Kenneth Glasgow, 55, of Dothan, was charged with possession of a controlled substance during a routine traffic stop by a K9 officer. "During the stop, the K9 alerted on the vehicle and the officer located crack cocaine, drug paraphernalia and cash," Dothan Police Capt. Will Glover said.
Prosecutors filed a motion Wednesday seeking revocation of Glasgow's bond. Tuesday's charges mark Glasgow's second arrest on drug charges since he has been free following charges in the shooting death of 23-year-old Breunia Jennings in 2018. Prosecutors moved to revoke his bond on the murder charge earlier this year after Glasgow was arrested on Jan. 18, 2020, and charged with unlawful possession of a controlled substance, second-degree assault and tampering with physical evidence. The court took no action on that motion and released Glasgow on bond for the January drug charges; prosecutors now seek to revoke that bond.
His capital murder charge follows an arrest in March 2018; that case is awaiting grand jury action. Police believe Glasgow drove a car from which Jamie Townes, a passenger, fired shots that resulted in the death of Jennings. Police believe Townes shot Jennings because he believed she stole his car.
Glasgow has been involved in several community movements since being released from prison after serving time on a drug conviction in the late 1980s.
Upon his release, he founded The Ordinary People Society, a community and homeless ministry in Dothan. He has advocated for the restoration of voting rights for ex-felons and helped start Moma Tina’s Mission House in Dothan, along with his mother.

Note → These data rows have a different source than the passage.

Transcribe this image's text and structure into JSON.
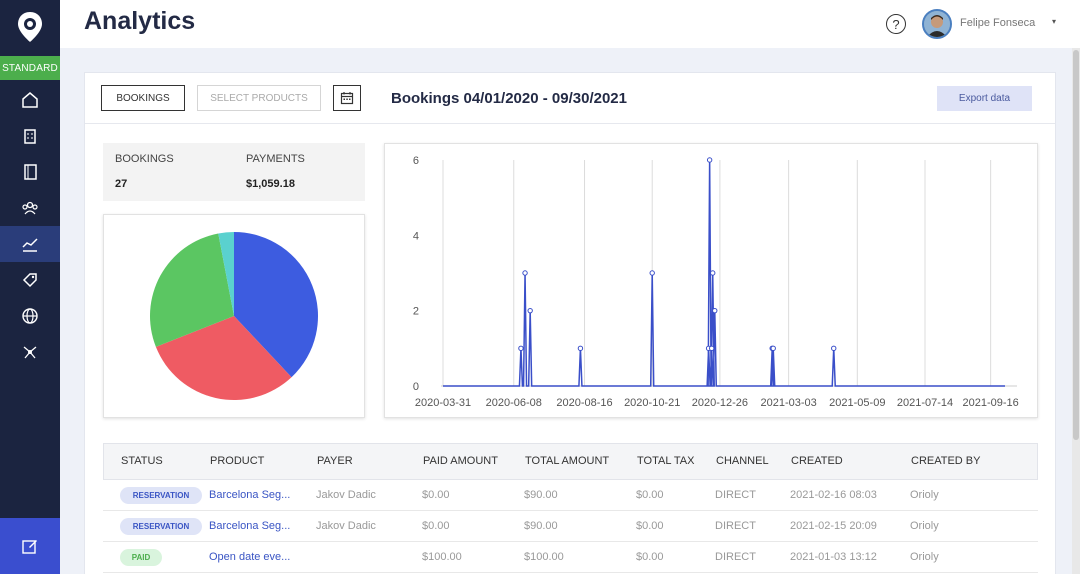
{
  "sidebar": {
    "plan_badge": "STANDARD",
    "items": [
      {
        "icon": "home-icon"
      },
      {
        "icon": "building-icon"
      },
      {
        "icon": "book-icon"
      },
      {
        "icon": "users-icon"
      },
      {
        "icon": "analytics-icon",
        "active": true
      },
      {
        "icon": "tag-icon"
      },
      {
        "icon": "globe-icon"
      },
      {
        "icon": "network-icon"
      }
    ],
    "compose_icon": "edit-icon"
  },
  "header": {
    "title": "Analytics",
    "help_icon": "?",
    "user_name": "Felipe Fonseca",
    "caret": "▾"
  },
  "toolbar": {
    "bookings_label": "BOOKINGS",
    "products_label": "SELECT PRODUCTS",
    "range_title": "Bookings 04/01/2020 - 09/30/2021",
    "export_label": "Export data"
  },
  "summary": {
    "bookings_label": "BOOKINGS",
    "bookings_value": "27",
    "payments_label": "PAYMENTS",
    "payments_value": "$1,059.18"
  },
  "chart_data": [
    {
      "type": "pie",
      "values": [
        38,
        31,
        28,
        3
      ],
      "colors": [
        "#3d5ce0",
        "#ef5b63",
        "#5bc662",
        "#5ad1cf"
      ]
    },
    {
      "type": "line",
      "x_tick_labels": [
        "2020-03-31",
        "2020-06-08",
        "2020-08-16",
        "2020-10-21",
        "2020-12-26",
        "2021-03-03",
        "2021-05-09",
        "2021-07-14",
        "2021-09-16"
      ],
      "y_ticks": [
        0,
        2,
        4,
        6
      ],
      "ylim": [
        0,
        6
      ],
      "xlim": [
        "2020-03-31",
        "2021-09-30"
      ],
      "grid": true,
      "color": "#3a4fc9",
      "points": [
        {
          "x": "2020-06-15",
          "y": 1
        },
        {
          "x": "2020-06-19",
          "y": 3
        },
        {
          "x": "2020-06-24",
          "y": 2
        },
        {
          "x": "2020-08-12",
          "y": 1
        },
        {
          "x": "2020-10-21",
          "y": 3
        },
        {
          "x": "2020-12-15",
          "y": 1
        },
        {
          "x": "2020-12-16",
          "y": 6
        },
        {
          "x": "2020-12-18",
          "y": 1
        },
        {
          "x": "2020-12-19",
          "y": 3
        },
        {
          "x": "2020-12-21",
          "y": 2
        },
        {
          "x": "2021-02-15",
          "y": 1
        },
        {
          "x": "2021-02-16",
          "y": 1
        },
        {
          "x": "2021-04-16",
          "y": 1
        }
      ]
    }
  ],
  "table": {
    "headers": [
      "STATUS",
      "PRODUCT",
      "PAYER",
      "PAID AMOUNT",
      "TOTAL AMOUNT",
      "TOTAL TAX",
      "CHANNEL",
      "CREATED",
      "CREATED BY"
    ],
    "rows": [
      {
        "status": "RESERVATION",
        "product": "Barcelona Seg...",
        "payer": "Jakov Dadic",
        "paid": "$0.00",
        "total": "$90.00",
        "tax": "$0.00",
        "channel": "DIRECT",
        "created": "2021-02-16 08:03",
        "created_by": "Orioly"
      },
      {
        "status": "RESERVATION",
        "product": "Barcelona Seg...",
        "payer": "Jakov Dadic",
        "paid": "$0.00",
        "total": "$90.00",
        "tax": "$0.00",
        "channel": "DIRECT",
        "created": "2021-02-15 20:09",
        "created_by": "Orioly"
      },
      {
        "status": "PAID",
        "product": "Open date eve...",
        "payer": "",
        "paid": "$100.00",
        "total": "$100.00",
        "tax": "$0.00",
        "channel": "DIRECT",
        "created": "2021-01-03 13:12",
        "created_by": "Orioly"
      }
    ]
  }
}
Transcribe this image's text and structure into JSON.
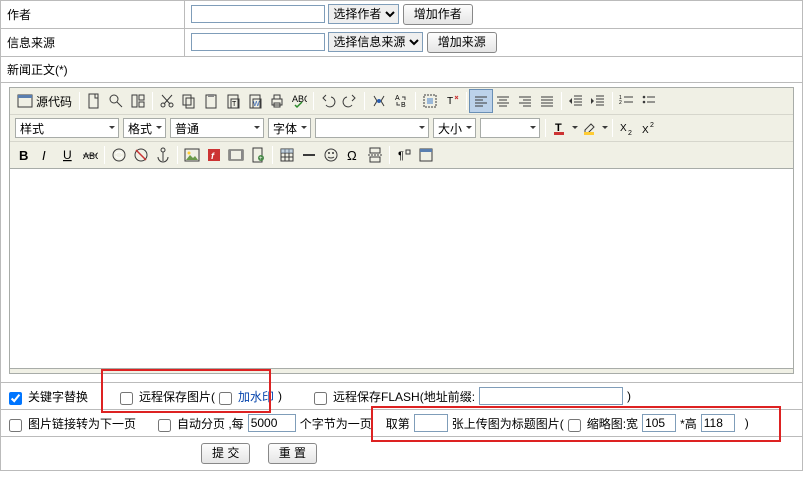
{
  "rows": {
    "author_label": "作者",
    "author_select": "选择作者",
    "add_author_btn": "增加作者",
    "source_label": "信息来源",
    "source_select": "选择信息来源",
    "add_source_btn": "增加来源"
  },
  "section": {
    "body_title": "新闻正文(*)"
  },
  "editor": {
    "source_btn": "源代码",
    "combo_style": "样式",
    "combo_format": "格式",
    "combo_format_value": "普通",
    "combo_font": "字体",
    "combo_size": "大小"
  },
  "opts": {
    "keyword_replace": "关键字替换",
    "remote_save_img": "远程保存图片(",
    "watermark": "加水印",
    "close_paren": ")",
    "remote_save_flash": "远程保存FLASH(地址前缀:",
    "img_link_next": "图片链接转为下一页",
    "auto_page": "自动分页 ,每",
    "auto_page_value": "5000",
    "auto_page_suffix": "个字节为一页",
    "take_nth_prefix": "取第",
    "take_nth_suffix": "张上传图为标题图片(",
    "thumb_label": "缩略图:宽",
    "thumb_w": "105",
    "thumb_mid": "*高",
    "thumb_h": "118"
  },
  "buttons": {
    "submit": "提 交",
    "reset": "重 置"
  }
}
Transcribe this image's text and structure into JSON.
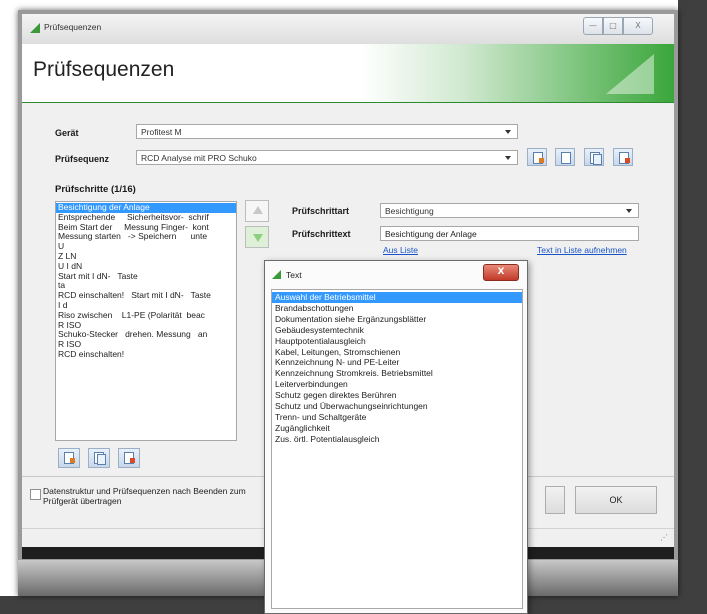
{
  "window": {
    "title": "Prüfsequenzen",
    "min_glyph": "—",
    "max_glyph": "□",
    "close_glyph": "X"
  },
  "banner": {
    "title": "Prüfsequenzen"
  },
  "form": {
    "device_label": "Gerät",
    "device_value": "Profitest M",
    "sequence_label": "Prüfsequenz",
    "sequence_value": "RCD Analyse mit PRO Schuko",
    "steps_label": "Prüfschritte (1/16)",
    "step_type_label": "Prüfschrittart",
    "step_type_value": "Besichtigung",
    "step_text_label": "Prüfschrittext",
    "step_text_value": "Besichtigung der Anlage",
    "from_list_link": "Aus Liste",
    "add_to_list_link": "Text in Liste aufnehmen"
  },
  "steps": [
    "Besichtigung der Anlage",
    "Entsprechende     Sicherheitsvor-  schrif",
    "Beim Start der     Messung Finger-  kont",
    "Messung starten   -> Speichern      unte",
    "U",
    "Z LN",
    "U I dN",
    "Start mit I dN-   Taste",
    "ta",
    "RCD einschalten!   Start mit I dN-   Taste",
    "I d",
    "Riso zwischen    L1-PE (Polarität  beac",
    "R ISO",
    "Schuko-Stecker   drehen. Messung   an",
    "R ISO",
    "RCD einschalten!"
  ],
  "footer": {
    "checkbox_label": "Datenstruktur und Prüfsequenzen nach Beenden zum Prüfgerät übertragen",
    "ok_label": "OK",
    "grip": "⋰"
  },
  "popup": {
    "title": "Text",
    "close_glyph": "X",
    "items": [
      "Auswahl der Betriebsmittel",
      "Brandabschottungen",
      "Dokumentation siehe Ergänzungsblätter",
      "Gebäudesystemtechnik",
      "Hauptpotentialausgleich",
      "Kabel, Leitungen, Stromschienen",
      "Kennzeichnung N- und PE-Leiter",
      "Kennzeichnung Stromkreis. Betriebsmittel",
      "Leiterverbindungen",
      "Schutz gegen direktes Berühren",
      "Schutz und Überwachungseinrichtungen",
      "Trenn- und Schaltgeräte",
      "Zugänglichkeit",
      "Zus. örtl. Potentialausgleich"
    ]
  }
}
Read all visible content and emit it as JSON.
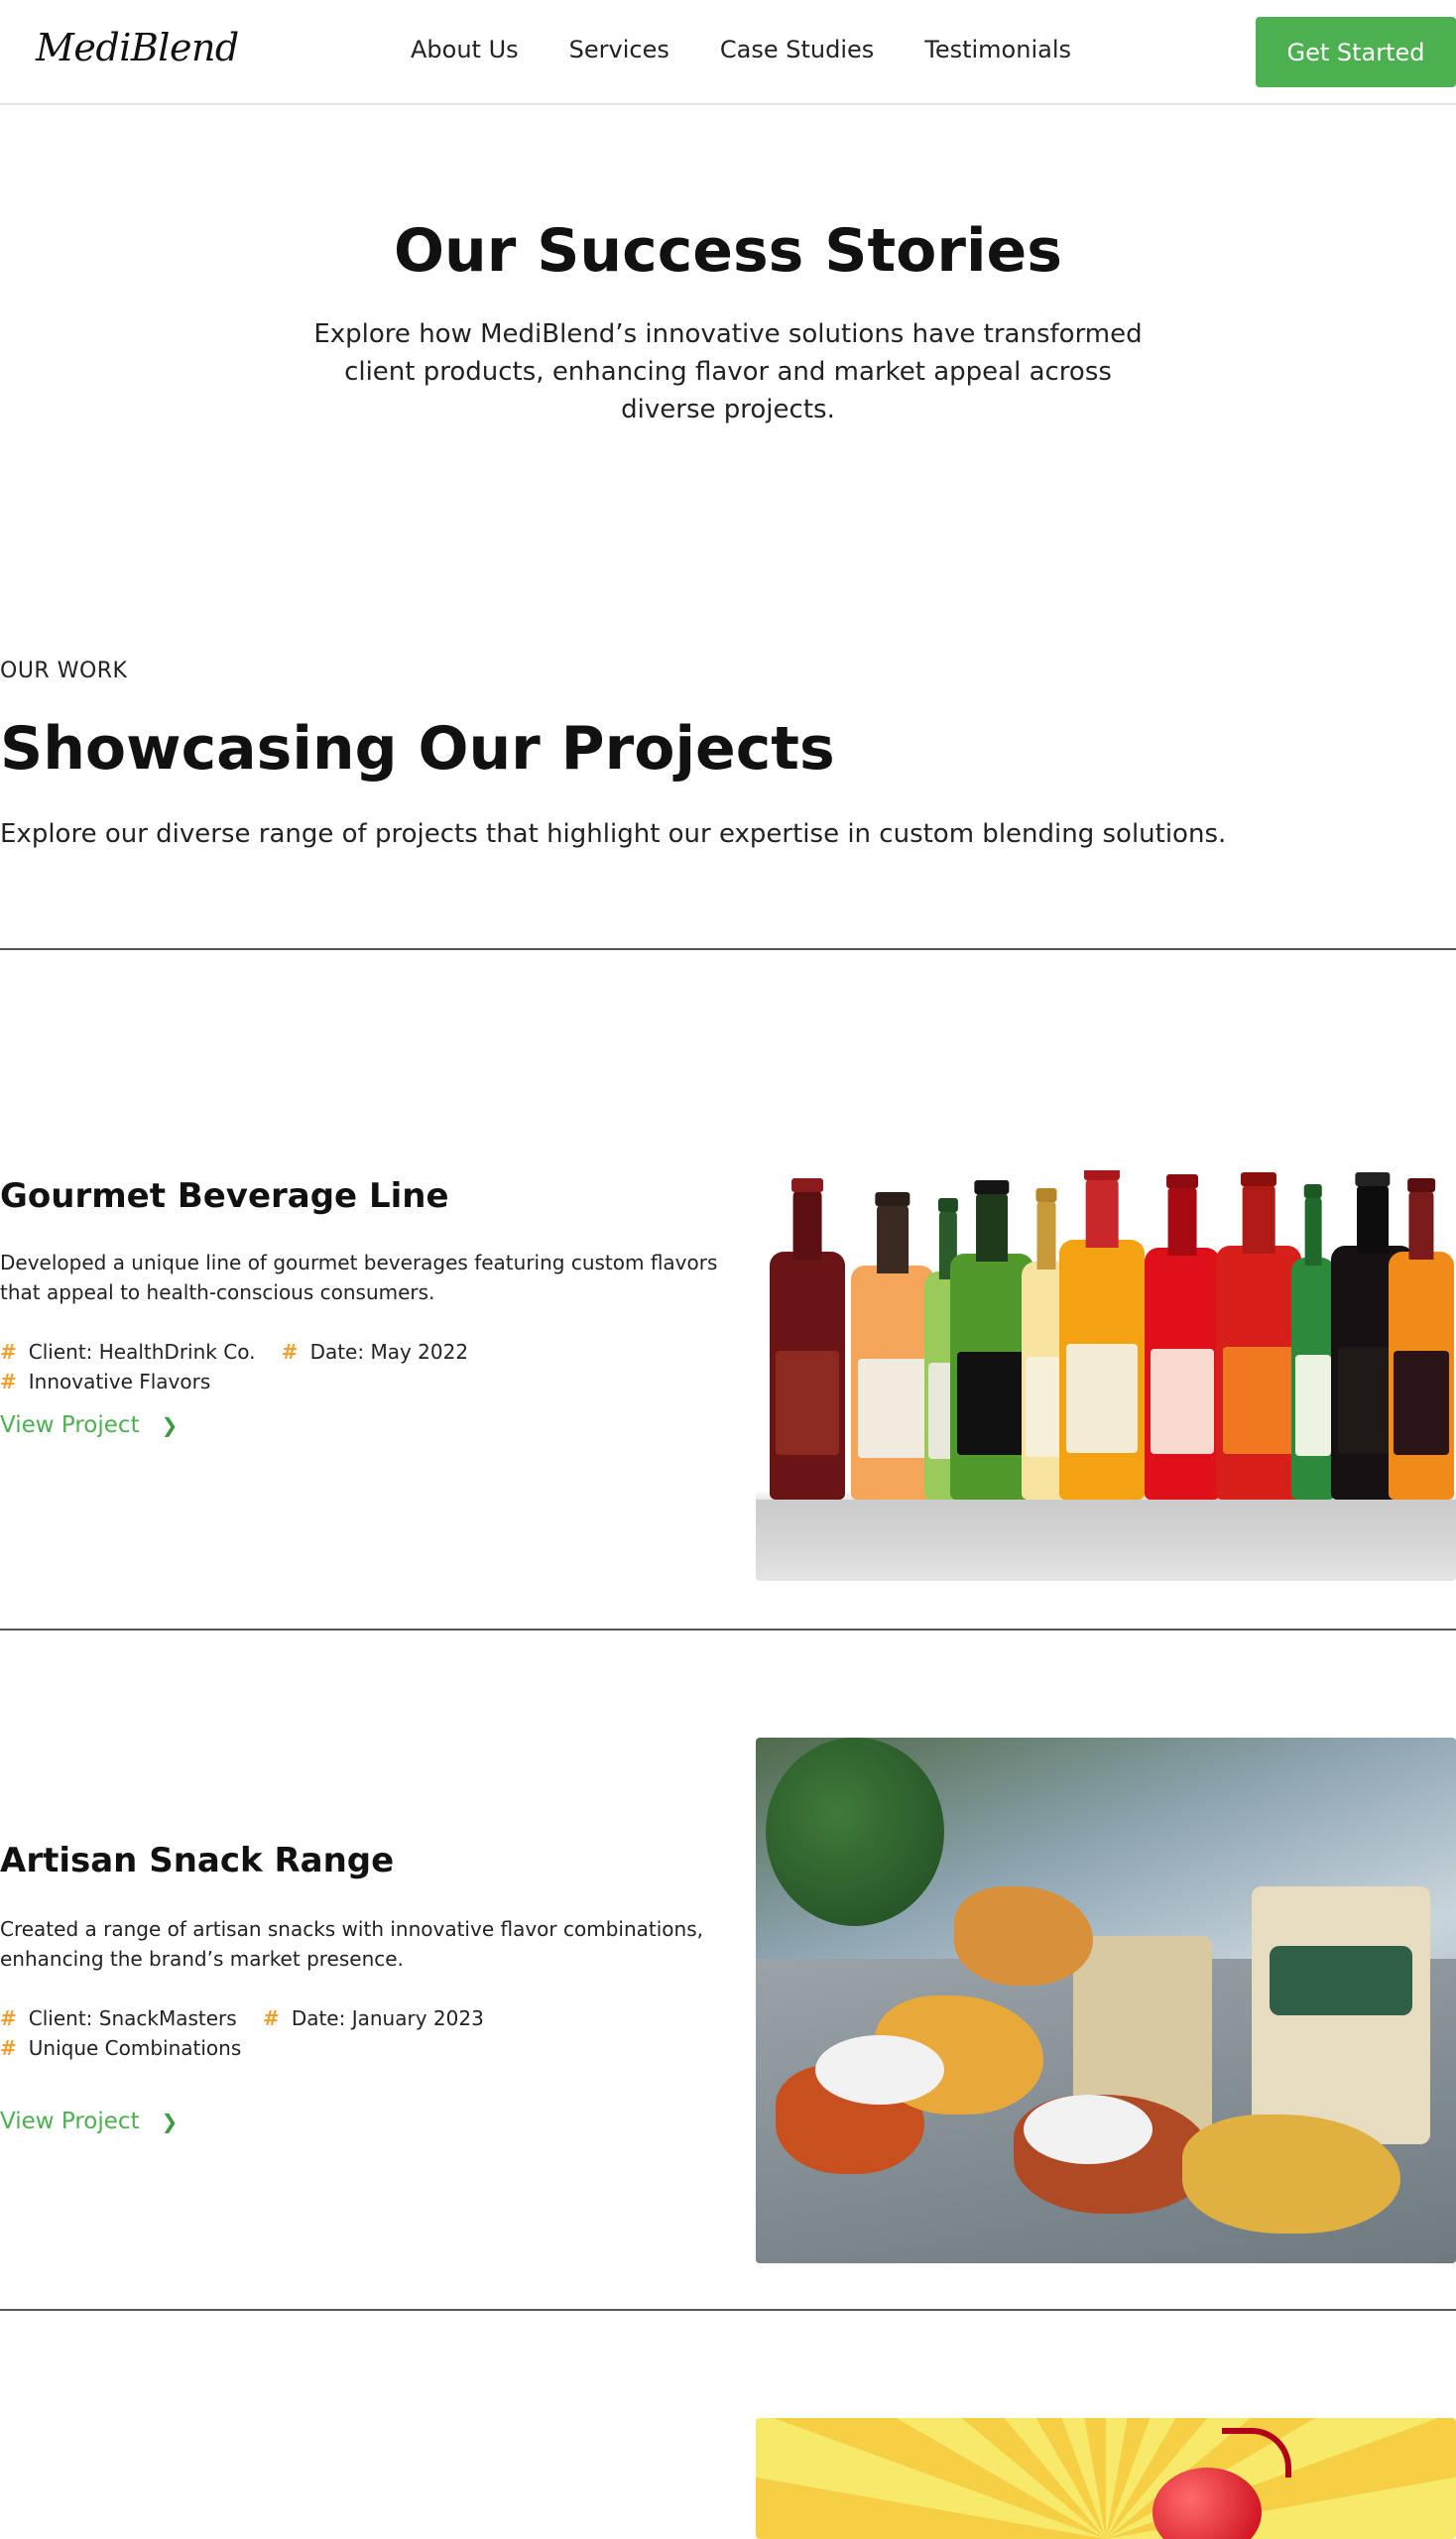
{
  "header": {
    "logo": "MediBlend",
    "nav": [
      "About Us",
      "Services",
      "Case Studies",
      "Testimonials"
    ],
    "cta": "Get Started"
  },
  "hero": {
    "title": "Our Success Stories",
    "subtitle": "Explore how MediBlend’s innovative solutions have transformed client products, enhancing flavor and market appeal across diverse projects."
  },
  "work": {
    "eyebrow": "OUR WORK",
    "title": "Showcasing Our Projects",
    "subtitle": "Explore our diverse range of projects that highlight our expertise in custom blending solutions."
  },
  "projects": [
    {
      "title": "Gourmet Beverage Line",
      "description": "Developed a unique line of gourmet beverages featuring custom flavors that appeal to health-conscious consumers.",
      "tags": [
        "Client: HealthDrink Co.",
        "Date: May 2022",
        "Innovative Flavors"
      ],
      "link": "View Project"
    },
    {
      "title": "Artisan Snack Range",
      "description": "Created a range of artisan snacks with innovative flavor combinations, enhancing the brand’s market presence.",
      "tags": [
        "Client: SnackMasters",
        "Date: January 2023",
        "Unique Combinations"
      ],
      "link": "View Project"
    }
  ],
  "colors": {
    "accent": "#4caf50",
    "tag_icon": "#f0a030",
    "divider": "#555555"
  },
  "icons": {
    "tag": "hash-icon",
    "link": "chevron-right-icon"
  }
}
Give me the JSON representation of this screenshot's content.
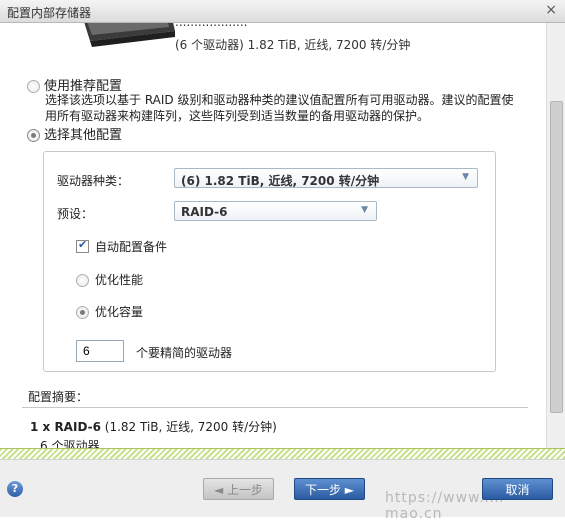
{
  "window": {
    "title": "配置内部存储器",
    "close_glyph": "×"
  },
  "drive": {
    "name_partial": "...................",
    "detail": "(6 个驱动器) 1.82 TiB, 近线, 7200 转/分钟"
  },
  "options": {
    "recommended": {
      "label": "使用推荐配置",
      "description": "选择该选项以基于 RAID 级别和驱动器种类的建议值配置所有可用驱动器。建议的配置使用所有驱动器来构建阵列，这些阵列受到适当数量的备用驱动器的保护。",
      "selected": false
    },
    "other": {
      "label": "选择其他配置",
      "selected": true
    }
  },
  "form": {
    "drive_type_label": "驱动器种类：",
    "drive_type_value": "(6) 1.82 TiB, 近线, 7200 转/分钟",
    "preset_label": "预设：",
    "preset_value": "RAID-6",
    "auto_spare_label": "自动配置备件",
    "auto_spare_checked": true,
    "optimize_performance_label": "优化性能",
    "optimize_capacity_label": "优化容量",
    "optimize_selected": "capacity",
    "drive_count_value": "6",
    "drive_count_label": "个要精简的驱动器"
  },
  "summary": {
    "title": "配置摘要：",
    "line1_bold": "1 x RAID-6",
    "line1_rest": " (1.82 TiB, 近线, 7200 转/分钟)",
    "line2": "6 个驱动器"
  },
  "footer": {
    "help_glyph": "?",
    "back_label": "◄ 上一步",
    "next_label": "下一步 ►",
    "cancel_label": "取消",
    "back_enabled": false
  },
  "watermark": "https://www.mi-mao.cn",
  "colors": {
    "primary_button": "#2b5ba2",
    "hatch": "#c9e08b"
  }
}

Glasgow has referred to himself as Kenny “Sharpton” Glasgow on several occasions and is believed to be the half brother of the Rev. Al Sharpton, founder of the National Action Network.
Under Alabama law, murder committed by or through the use of a deadly weapon while the victim is in a vehicle is considered a capital crime. A person convicted of a capital crime is eligible for life in prison without parole or the death penalty.
Also, under Alabama’s complicity statute, a person believed to have aided or abetted a crime is equally liable for the underlying crime.